In 1851 or ’52, Edward James Muggeridge emigrated to America, initially settling in New York. In the autumn of 1855, he moved to San Francisco, and about this time became Muygridge.
On 7 November 1856, Muygridge applied for the first stage of naturalization as an American citizen. His name is recorded in the Index to Declarations of Intention for Citizenship 1851-1906 [ACR 2534535]. [Accessed through Ancestry.com] (The original Index page has his name in manuscript, transcribed as ‘E.I. Muygridge’. The original page number in the Index is: 147. The index entry notes: ‘Bk: 2 page:21’ – presumably the volume and page number of the original court application record.)
In order to become a naturalized citizen at that time, it was necessary to have resided in the United States for a minimum of five years. The first stage of the application (registering intention) could be made after two years, and three years later the final application could be made.
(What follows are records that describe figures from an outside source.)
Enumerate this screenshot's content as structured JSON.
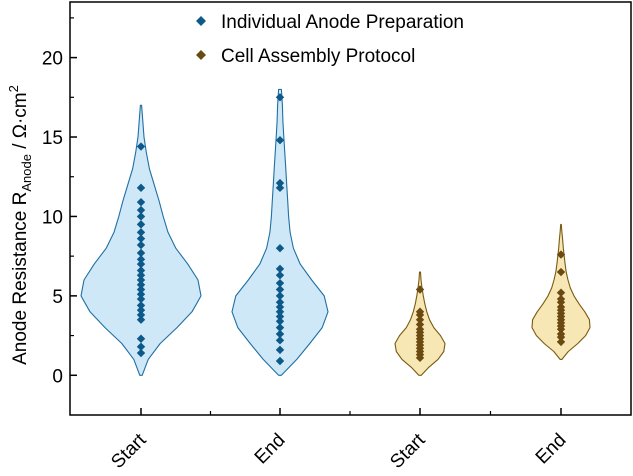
{
  "chart_data": {
    "type": "violin",
    "ylabel_main": "Anode Resistance R",
    "ylabel_sub": "Anode",
    "ylabel_unit": " / Ω·cm",
    "ylabel_sup": "2",
    "ylim": [
      -2.5,
      23.5
    ],
    "yticks": [
      0,
      5,
      10,
      15,
      20
    ],
    "ytick_labels": [
      "0",
      "5",
      "10",
      "15",
      "20"
    ],
    "grid": false,
    "legend_position": "top",
    "categories": [
      "Start",
      "End",
      "Start",
      "End"
    ],
    "series": [
      {
        "name": "Individual Anode Preparation",
        "fill_color": "#cfe8f7",
        "edge_color": "#1f6fa3",
        "marker_color": "#0d5a8a",
        "groups": [
          {
            "category_index": 0,
            "kde_y": [
              0,
              1,
              2,
              3,
              4,
              5,
              6,
              7,
              8,
              9,
              10,
              11,
              12,
              13,
              14,
              15,
              16,
              17
            ],
            "kde_w": [
              0.02,
              0.12,
              0.32,
              0.6,
              0.85,
              1.0,
              0.95,
              0.78,
              0.58,
              0.45,
              0.37,
              0.3,
              0.22,
              0.14,
              0.09,
              0.05,
              0.03,
              0.01
            ],
            "points": [
              1.4,
              1.8,
              2.3,
              3.5,
              3.8,
              4.1,
              4.4,
              4.8,
              5.1,
              5.4,
              5.7,
              6.0,
              6.3,
              6.6,
              7.0,
              7.3,
              7.7,
              8.2,
              8.6,
              9.0,
              9.5,
              10.0,
              10.4,
              10.9,
              11.8,
              14.4
            ]
          },
          {
            "category_index": 1,
            "kde_y": [
              0,
              1,
              2,
              3,
              4,
              5,
              6,
              7,
              8,
              9,
              10,
              11,
              12,
              13,
              14,
              15,
              16,
              17,
              18
            ],
            "kde_w": [
              0.03,
              0.35,
              0.62,
              0.88,
              1.0,
              0.92,
              0.66,
              0.42,
              0.28,
              0.21,
              0.18,
              0.16,
              0.14,
              0.12,
              0.1,
              0.08,
              0.06,
              0.05,
              0.03
            ],
            "points": [
              0.9,
              1.6,
              2.2,
              2.6,
              3.0,
              3.4,
              3.7,
              4.0,
              4.3,
              4.6,
              5.0,
              5.4,
              5.8,
              6.3,
              6.7,
              8.0,
              11.8,
              12.1,
              14.8,
              17.5
            ]
          }
        ]
      },
      {
        "name": "Cell Assembly Protocol",
        "fill_color": "#f7e7b5",
        "edge_color": "#7a5a10",
        "marker_color": "#6b4a12",
        "groups": [
          {
            "category_index": 2,
            "kde_y": [
              0.0,
              0.5,
              1.0,
              1.5,
              2.0,
              2.5,
              3.0,
              3.5,
              4.0,
              4.5,
              5.0,
              5.5,
              6.0,
              6.5
            ],
            "kde_w": [
              0.05,
              0.35,
              0.72,
              0.95,
              1.0,
              0.82,
              0.55,
              0.38,
              0.27,
              0.19,
              0.13,
              0.08,
              0.04,
              0.02
            ],
            "points": [
              1.1,
              1.3,
              1.5,
              1.7,
              1.9,
              2.1,
              2.3,
              2.5,
              2.7,
              2.9,
              3.2,
              3.5,
              3.8,
              4.0,
              5.4
            ]
          },
          {
            "category_index": 3,
            "kde_y": [
              1.0,
              1.5,
              2.0,
              2.5,
              3.0,
              3.5,
              4.0,
              4.5,
              5.0,
              5.5,
              6.0,
              6.5,
              7.0,
              7.5,
              8.0,
              8.5,
              9.0,
              9.5
            ],
            "kde_w": [
              0.03,
              0.25,
              0.58,
              0.85,
              1.0,
              0.98,
              0.82,
              0.62,
              0.45,
              0.32,
              0.24,
              0.18,
              0.14,
              0.11,
              0.08,
              0.06,
              0.03,
              0.01
            ],
            "points": [
              2.1,
              2.4,
              2.6,
              2.9,
              3.1,
              3.3,
              3.5,
              3.7,
              3.9,
              4.1,
              4.3,
              4.6,
              4.8,
              5.2,
              6.5,
              7.6
            ]
          }
        ]
      }
    ]
  }
}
In 1856 Muybridge (to use his more familiar name) had been in the country for four or five years, and had evidently decided to stay when he made the initial application. He was still in the United States three years later (late 1859), at which time he could have applied for the final stage of naturalization. Whether he did or not isn’t yet known, and discovering the answer will require research in the US. (Any volunteers?)
In 1860, Muybridge returned to England. Some time in the Spring (or later) of 1866 he went back to San Francisco.
If Muybridge failed to make the final application for naturalization in 1859, or when he returned after 1866, it may be that he did so before he married Flora (in 1871), as an American woman who married an alien apparently lost her U.S. citizenship, even if she never left the United States. Or at least, her citizenship was held in abeyance (she adopted the nationality of her husband) during her marriage.